Recently I read an article about how to price an artist’s work. Until then, I had price my work the way I thought I should—and the way many artists do, most likely—they price their work the what they ‘feel’ it is worth.  I priced my work that way for quite a while. The result was insecurity and second-guessing my prices, changing my prices when I ‘cooled off’ on a piece I had done, and confusion among my clients.

The article I read was a revelation of sorts. It gave me a formula for pricing. I am making a few tweaks to it, but for now, it seems to be a time- and mind-saving answer to a problem I’ve had for years…and, I suspect, many artists have had for a long time. Here is how it goes:

I measure my work. Let’s say it is 9 x 12. The size is 108. I multiply that by $5 or $6 (depending on the effort put forth), and I come up with an price of $540 or $648 (rounded to $550 or $650). Now, before you scoff at the fact that your fine, amazing and one-of-a-kind art is being reduced to an area measurement, fear not. I thought the same thing—until I realized that we are in a business. And whatever effort I put forth (pencil, collage or paint) could be factored in a ‘tier’ of pricing. I’ll tell you what I mean.
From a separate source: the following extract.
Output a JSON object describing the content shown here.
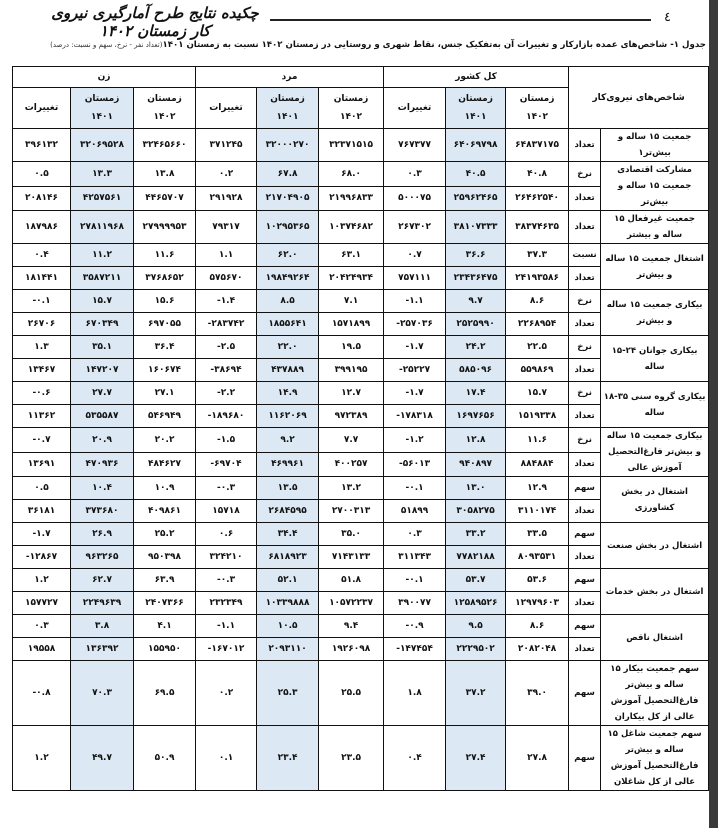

It’s really simple: The effort I put forth in making art, between drawing with pencil, making collage art and oil painting can be different regarding pricing. I don’t want to sell an 8 x 10″ drawing for the same price I would sell an 8 x 10″ oil painting. So, in the above formula of length x width = area x cost per inch, I raise the dollar amount per inch. For a drawing, I may say ” length x width = area x $5″, and for an oil, I may price it “x $6”. For larger pieces, I usually reduce the dollar per area amount, because it tends to be much more expensive than I would like.

So, this can be a jumping-off point for your pricing model. I have found that creating a pricing table for my art is very helpful, as things happen day-to-day, and things get busy. It’s best to streamline tasks like this whenever possible, and to have structures set up ahead of time so you can get to the important things in art: creating in the studio, and going out and meeting people!